This period of warm, settled weather has created a window for hay making. But while it’s always a relief to get hay in the barn in dry conditions, early cutting can come with its own hazards.
Some earlier hay crops like autumn sown westerwolds and Italian ryegrass are not as far through their life cycle as in normal years. We have seen hay crops tedded twice and dry enough to bale within 5 days with a low overall moisture content. However the nodes on each plant stalk, if pinched, still show signs of moisture which can cause issues during storage. Care must be taken when storing this early hay to ensure it is not heating up in the stack once confided to the barn.
Grazing Young Herbal Ley Swards
We have seen some resilient growth from our deeper rooting herbal leys this spring, despite the difficult conditions last autumn and winter. Tom Day in Kent has told us that while his permanent pasture is drying out on baked clay soils, his herbal ley is still providing lush grazing.
However be aware that overgrazing young autumn or early sown spring herbal leys, especially with sheep, can lead to a loss of plant species in the sward and an ultimate lack of diversity in the ley.
There may be a temptation to set stock leys this spring, to make the most of the forage during this dry period, but this can lead to overgrazing of these young swards. Some of the more delicate species, such as Sainfoin and Birdsfoot Trefoil and those that grow from a crown above the ground like Chicory and Plantain can be damaged and ultimately lost from the sward.
Try to manage the grazing to allow areas to be back fenced and rested after grazing, encouraging quicker regrowth.

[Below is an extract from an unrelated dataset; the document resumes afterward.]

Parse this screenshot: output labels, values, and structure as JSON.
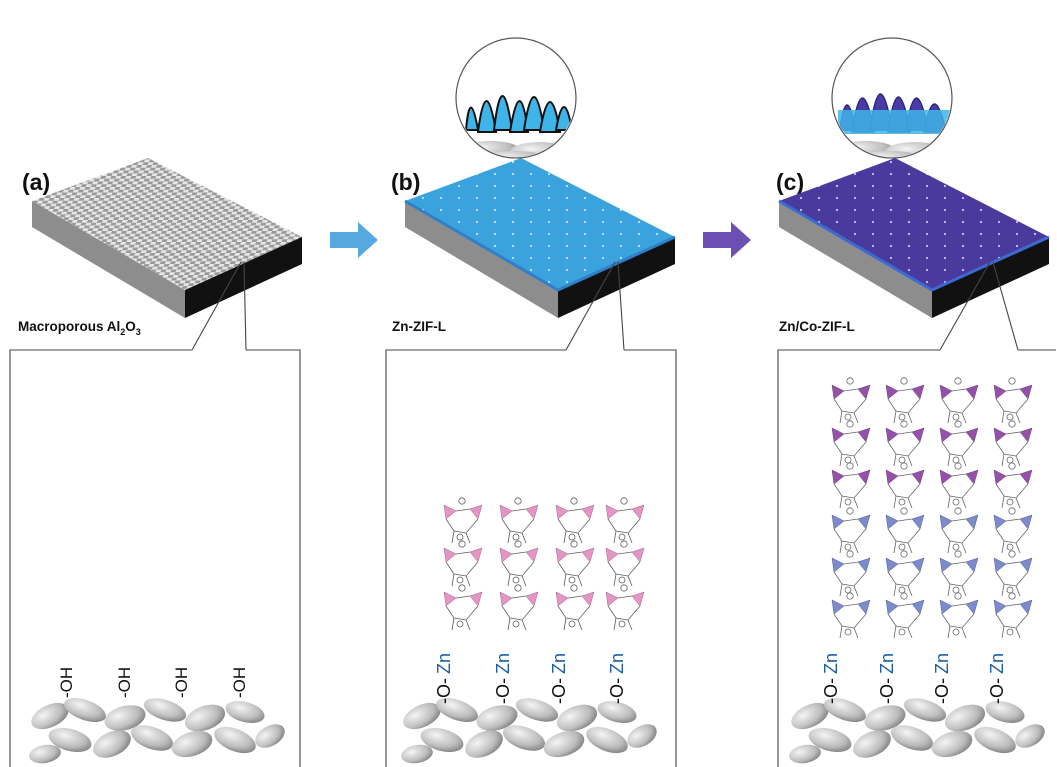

Mob grazing is an extreme example of this which can show superb results, especially in dry conditions. Leaving a reasonable length of sward in place can help to trap moisture at ground level. Make use of morning dews and reduce transpiration.
Where this is not feasible, simply splitting a field in half or quarters with an electric fence can also help speed up the recovery of the sward after grazing.